In every chunk in the knowledge base, you can include metadata key-value pairs to store additional information. This metadata can be added via de Chunks API or via the Studio.

When searching the knowledge base, you can include a metadata filter to limit the search to chunks matching a filter expression.

📘

A search without metadata filters omits metadata and performs a search on the entire Knowledge Base.

Metadata types

Metadata payloads must be key-value pairs in a JSON object. Keys must be strings, and values can be one of the following data types:

  • String
  • Number
  • Boolean

For example, the following would be valid metadata payloads:

{
    "page_id": "page_x1i2j3",
    "edition": 2020,
}

{
    "color": "blue",
    "is_premium_info": true
}

Metadata constraints

  • Use metadata for concise, discrete filter attributes to maximize search performance.
  • Avoid placing large text blobs in metadata, long strings will result in slower queries.
  • Keep each field’s data type consistent. Our system attempts to coerce mismatched values during ingestion, non-coercible values are discarded and omitted from the chunk.

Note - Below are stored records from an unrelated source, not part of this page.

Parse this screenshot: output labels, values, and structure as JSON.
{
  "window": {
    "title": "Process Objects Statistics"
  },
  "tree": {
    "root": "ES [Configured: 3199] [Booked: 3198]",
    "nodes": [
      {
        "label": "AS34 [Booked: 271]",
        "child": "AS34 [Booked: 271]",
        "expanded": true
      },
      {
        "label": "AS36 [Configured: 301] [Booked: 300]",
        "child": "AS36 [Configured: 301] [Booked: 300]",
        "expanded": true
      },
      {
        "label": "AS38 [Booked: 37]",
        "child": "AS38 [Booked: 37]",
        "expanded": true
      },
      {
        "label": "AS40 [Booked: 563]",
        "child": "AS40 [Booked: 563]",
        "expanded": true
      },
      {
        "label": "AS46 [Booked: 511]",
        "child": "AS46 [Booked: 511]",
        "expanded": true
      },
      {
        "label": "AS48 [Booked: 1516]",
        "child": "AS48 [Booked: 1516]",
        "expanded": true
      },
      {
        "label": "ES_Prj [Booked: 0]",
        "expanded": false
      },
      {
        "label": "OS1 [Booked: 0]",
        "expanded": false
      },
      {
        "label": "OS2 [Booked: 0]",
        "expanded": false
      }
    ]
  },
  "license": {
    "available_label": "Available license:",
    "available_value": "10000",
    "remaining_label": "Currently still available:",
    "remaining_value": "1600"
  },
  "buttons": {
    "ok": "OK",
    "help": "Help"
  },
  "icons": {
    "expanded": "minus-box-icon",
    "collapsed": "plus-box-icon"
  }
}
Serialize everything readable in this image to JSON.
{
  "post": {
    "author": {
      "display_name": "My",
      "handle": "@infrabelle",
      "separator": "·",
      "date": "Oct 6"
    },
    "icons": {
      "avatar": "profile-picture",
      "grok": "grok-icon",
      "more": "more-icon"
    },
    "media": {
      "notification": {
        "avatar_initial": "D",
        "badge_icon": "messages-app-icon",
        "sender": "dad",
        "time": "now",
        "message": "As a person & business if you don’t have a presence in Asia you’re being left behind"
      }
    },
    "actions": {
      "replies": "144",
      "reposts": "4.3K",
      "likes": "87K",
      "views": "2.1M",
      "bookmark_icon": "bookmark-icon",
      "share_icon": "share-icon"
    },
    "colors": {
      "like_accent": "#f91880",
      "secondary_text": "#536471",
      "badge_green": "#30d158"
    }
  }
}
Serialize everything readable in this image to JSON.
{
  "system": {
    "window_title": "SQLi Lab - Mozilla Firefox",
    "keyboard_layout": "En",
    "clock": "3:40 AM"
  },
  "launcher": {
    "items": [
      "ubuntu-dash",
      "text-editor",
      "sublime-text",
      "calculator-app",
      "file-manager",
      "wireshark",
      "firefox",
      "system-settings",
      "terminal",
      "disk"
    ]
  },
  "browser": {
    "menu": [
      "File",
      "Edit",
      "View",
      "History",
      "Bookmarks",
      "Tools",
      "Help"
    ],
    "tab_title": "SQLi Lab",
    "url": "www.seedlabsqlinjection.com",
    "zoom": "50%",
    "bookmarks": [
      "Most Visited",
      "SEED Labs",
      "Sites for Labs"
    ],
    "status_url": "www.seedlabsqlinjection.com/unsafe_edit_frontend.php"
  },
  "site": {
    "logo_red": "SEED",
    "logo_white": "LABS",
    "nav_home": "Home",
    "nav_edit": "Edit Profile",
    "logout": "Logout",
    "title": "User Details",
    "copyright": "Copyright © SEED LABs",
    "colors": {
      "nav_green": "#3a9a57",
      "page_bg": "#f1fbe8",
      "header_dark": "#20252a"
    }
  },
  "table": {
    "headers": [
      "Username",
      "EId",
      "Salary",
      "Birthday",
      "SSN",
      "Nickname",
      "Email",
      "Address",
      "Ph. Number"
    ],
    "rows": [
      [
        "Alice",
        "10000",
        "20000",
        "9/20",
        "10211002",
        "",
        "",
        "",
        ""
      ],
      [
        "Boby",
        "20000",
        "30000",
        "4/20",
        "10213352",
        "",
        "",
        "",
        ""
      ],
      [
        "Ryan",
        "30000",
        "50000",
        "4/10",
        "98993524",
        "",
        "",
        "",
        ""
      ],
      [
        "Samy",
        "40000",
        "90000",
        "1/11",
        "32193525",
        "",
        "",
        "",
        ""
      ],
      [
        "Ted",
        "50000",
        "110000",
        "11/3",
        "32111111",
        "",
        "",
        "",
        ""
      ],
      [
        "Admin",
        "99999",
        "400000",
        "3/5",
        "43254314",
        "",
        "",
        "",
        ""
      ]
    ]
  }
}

Metadata filter expressions

orq.ai Knowledge Base filtering is based on MongoDB’s query and projection operators. We currently supports a subset of those selectors:

FilterDescriptionExampleSupported types
$eqSearch chunks with metadata values that are equal to a specified value.{"page_id": {"eq": "page_x1i2j3"}}Number, string, boolean
$neSearch chunks with metadata values that are not equal to a specified value.{"page_id": {"ne": "page_x1i2j3"}}Number, string, boolean
$gtSearch chunks with metadata values that are greater than a specified value.{"edition": {"gt": 2019}}Number
$gteSearch chunks with metadata values that are greater than or equal to a specified value.{"edition": {"gte": 2020}}Number
$ltSearch chunks with metadata values that are less than a specified value.{"edition": {"lt": 2022}}Number
$lteSearch chunks with metadata values that are less than or equal to a specified value.{"edition": {"lte": 2020}}Number
$inSearch chunks with metadata values that are in a specified array.{"page_id": {"in": ["page_x1i2j3", "page_y1xiijas"]}}String, number, boolean
$ninSearch chunks with metadata values that are not in a specified array.{"page_id": {"nin": ["comedy", "documentary"]}}String, number, boolean
$andJoins query clauses with a logical AND.{"$and": [{"page_id": {"eq": "page_x1i2j3"}}, {"edition": {"gte": 2020}}]}Object (array of filter expressions)
$orJoins query clauses with a logical OR.{"$or": [{"page_id": {"eq": "page_x1i2j3"}}, {"edition": {"gte": 2020}}]}Object (array of filter expressions)

Search examples

curl --location 'http://localhost:4200/v2/knowledge/01J58RKRX4AWMSBMJVPYY1N2CG/search' \
--header 'Content-Type: application/json' \
--header 'Authorization: Bearer $ORQ_API_KEY' \
--data '{
    "query": "What we the top editions of science fiction books",
    "filter_by": {
        "edition": {
            "gte": 2020
        }
    },
    "search_options":{
        "include_metadata": true,
        "include_vectors": true,
        "include_scores": true
    }
}'
from orq_ai_sdk import Orq
import os

client = Orq(api_key=os.getenv("ORQ_API_KEY"))

client.knowledge.search(
    knowledge_id="unique_knowledge_id",
    query={"edition": {"$gte": 2020}},
    search_options={
        "include_metadata": True,
        "include_vectors": True,
        "include_scores": True,
    },
)
import { Orq } from '@orq-ai/node';

const orq = new Orq({
  apiKey: 'ORQ_API_KEY',
});

orq.knowledge.search({
  knowledgeId: 'unique_knowledge_id',
  query: { edition: { $gte: 2020 } },
  searchOptions: {
    includeMetadata: true,
    includeVectors: true,
    includeScores: true,
  },
});